In level 3 of modular courses it can be difficult to provide students with a full range of modules to meet all needs. It is common practice to offer ‘independent study modules’ to cater for this. These allow students to pursue their interests with only a minimal amount of staff input.


Undergraduate students are often neither good at organising their own learning, nor good at the self-analysis, which is needed for them to become effective learners. This contrasts with the approach within, for example, the teacher training community, where the model of ‘the reflective practitioner’ informs the learning process.


The aim of the project was to identify and compare methods by which students could more effectively learn a mathematical topic that was new to them, through the medium of an independent study module. It was anticipated that the process would, in itself, foster the acquisition of transferable learning skills.

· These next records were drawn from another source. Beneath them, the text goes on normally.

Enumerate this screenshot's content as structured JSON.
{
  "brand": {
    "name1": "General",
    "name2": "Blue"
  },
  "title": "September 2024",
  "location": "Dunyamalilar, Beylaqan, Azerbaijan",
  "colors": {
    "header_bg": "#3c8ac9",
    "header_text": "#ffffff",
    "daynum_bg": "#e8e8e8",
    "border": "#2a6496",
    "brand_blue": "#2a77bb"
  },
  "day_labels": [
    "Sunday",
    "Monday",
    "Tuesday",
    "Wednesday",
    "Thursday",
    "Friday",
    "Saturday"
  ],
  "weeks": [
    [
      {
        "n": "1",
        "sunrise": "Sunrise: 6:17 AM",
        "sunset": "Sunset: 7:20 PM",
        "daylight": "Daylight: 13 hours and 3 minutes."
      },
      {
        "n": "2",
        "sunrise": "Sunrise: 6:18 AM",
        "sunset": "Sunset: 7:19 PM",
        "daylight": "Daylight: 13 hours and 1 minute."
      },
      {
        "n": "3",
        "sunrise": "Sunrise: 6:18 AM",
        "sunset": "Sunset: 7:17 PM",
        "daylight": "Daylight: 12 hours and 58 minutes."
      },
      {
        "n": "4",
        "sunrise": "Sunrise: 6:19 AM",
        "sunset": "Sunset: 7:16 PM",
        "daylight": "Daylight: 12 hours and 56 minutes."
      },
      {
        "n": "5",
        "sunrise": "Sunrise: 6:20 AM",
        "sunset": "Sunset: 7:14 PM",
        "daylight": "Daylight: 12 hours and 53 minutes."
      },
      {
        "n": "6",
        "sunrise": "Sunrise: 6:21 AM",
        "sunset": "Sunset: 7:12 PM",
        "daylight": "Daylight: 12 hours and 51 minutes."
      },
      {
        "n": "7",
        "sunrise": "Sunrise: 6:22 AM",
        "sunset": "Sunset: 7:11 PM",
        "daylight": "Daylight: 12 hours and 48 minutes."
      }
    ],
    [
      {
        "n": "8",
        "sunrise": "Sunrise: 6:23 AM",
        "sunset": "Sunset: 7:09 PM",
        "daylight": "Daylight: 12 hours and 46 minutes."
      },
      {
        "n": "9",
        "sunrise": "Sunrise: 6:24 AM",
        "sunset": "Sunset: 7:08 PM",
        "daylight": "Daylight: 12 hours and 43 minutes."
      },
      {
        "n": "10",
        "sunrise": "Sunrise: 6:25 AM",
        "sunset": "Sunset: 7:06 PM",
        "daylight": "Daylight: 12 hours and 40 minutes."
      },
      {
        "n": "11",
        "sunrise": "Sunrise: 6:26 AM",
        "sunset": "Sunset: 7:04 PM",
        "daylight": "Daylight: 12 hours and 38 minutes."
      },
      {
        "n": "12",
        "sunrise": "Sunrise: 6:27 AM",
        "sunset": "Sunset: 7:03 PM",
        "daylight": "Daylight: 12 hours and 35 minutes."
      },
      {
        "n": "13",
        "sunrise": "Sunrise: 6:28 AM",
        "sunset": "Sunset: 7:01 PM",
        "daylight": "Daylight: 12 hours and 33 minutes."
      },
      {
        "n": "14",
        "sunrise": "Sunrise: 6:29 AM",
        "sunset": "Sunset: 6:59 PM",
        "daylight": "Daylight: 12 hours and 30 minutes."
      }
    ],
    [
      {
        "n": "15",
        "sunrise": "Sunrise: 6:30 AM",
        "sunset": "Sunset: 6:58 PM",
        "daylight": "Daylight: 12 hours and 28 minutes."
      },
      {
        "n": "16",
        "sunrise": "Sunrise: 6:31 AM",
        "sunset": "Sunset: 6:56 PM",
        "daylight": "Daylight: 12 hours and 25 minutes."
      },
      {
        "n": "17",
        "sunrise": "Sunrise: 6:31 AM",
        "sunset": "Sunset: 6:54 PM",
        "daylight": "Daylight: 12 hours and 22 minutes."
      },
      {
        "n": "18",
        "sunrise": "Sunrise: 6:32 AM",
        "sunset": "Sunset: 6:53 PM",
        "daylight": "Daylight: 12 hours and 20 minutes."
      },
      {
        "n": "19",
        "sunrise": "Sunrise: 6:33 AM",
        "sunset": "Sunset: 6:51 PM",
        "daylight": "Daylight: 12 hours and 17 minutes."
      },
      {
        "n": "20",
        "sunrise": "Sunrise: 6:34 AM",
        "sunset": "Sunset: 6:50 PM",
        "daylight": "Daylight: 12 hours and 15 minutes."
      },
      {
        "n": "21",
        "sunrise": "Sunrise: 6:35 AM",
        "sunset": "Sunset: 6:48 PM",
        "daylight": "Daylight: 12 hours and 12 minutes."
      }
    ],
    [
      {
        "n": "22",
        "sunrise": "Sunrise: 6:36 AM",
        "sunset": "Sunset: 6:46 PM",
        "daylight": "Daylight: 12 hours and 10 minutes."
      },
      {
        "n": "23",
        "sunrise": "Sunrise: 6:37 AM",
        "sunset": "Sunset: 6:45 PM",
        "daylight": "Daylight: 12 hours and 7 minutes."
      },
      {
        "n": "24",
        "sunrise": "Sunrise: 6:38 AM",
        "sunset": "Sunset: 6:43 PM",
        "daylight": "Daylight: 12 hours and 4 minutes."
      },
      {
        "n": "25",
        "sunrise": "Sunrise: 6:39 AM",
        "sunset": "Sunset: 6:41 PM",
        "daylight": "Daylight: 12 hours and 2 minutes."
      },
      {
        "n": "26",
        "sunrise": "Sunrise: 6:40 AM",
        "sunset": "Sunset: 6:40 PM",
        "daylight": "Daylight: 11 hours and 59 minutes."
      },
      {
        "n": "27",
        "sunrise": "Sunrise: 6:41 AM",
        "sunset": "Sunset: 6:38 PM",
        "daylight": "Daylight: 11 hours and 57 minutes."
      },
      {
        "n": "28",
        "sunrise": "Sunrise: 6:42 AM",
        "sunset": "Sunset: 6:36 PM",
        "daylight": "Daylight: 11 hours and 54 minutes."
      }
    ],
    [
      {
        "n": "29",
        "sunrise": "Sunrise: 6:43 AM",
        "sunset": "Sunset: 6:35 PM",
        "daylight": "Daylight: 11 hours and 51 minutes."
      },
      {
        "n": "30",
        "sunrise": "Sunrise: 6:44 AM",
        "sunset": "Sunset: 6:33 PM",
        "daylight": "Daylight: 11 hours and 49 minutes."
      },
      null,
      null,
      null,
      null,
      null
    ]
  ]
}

Three independent study modules were written and validated. They were in topics in which expertise was available, but for which there has not been sufficient demand to make them available in the usual undergraduate programme. The topics were Number Theory, Topology and Complex Analysis. The contents of these modules are standard, but the aims, objectives and methods of assessment were designed to be consonant with delivery through independent study.


A substantial guide was produced to help students to adapt to the rather different demands of these modules, compared to those of most traditional mathematics modules. This drew heavily on material from the discipline of mathematical education.


Independent study modules occupy a small, but important part of many mathematics degree programmes. This work offers anecdotal evidence that there may be scope for improving structures, and hence student experiences and outcomes.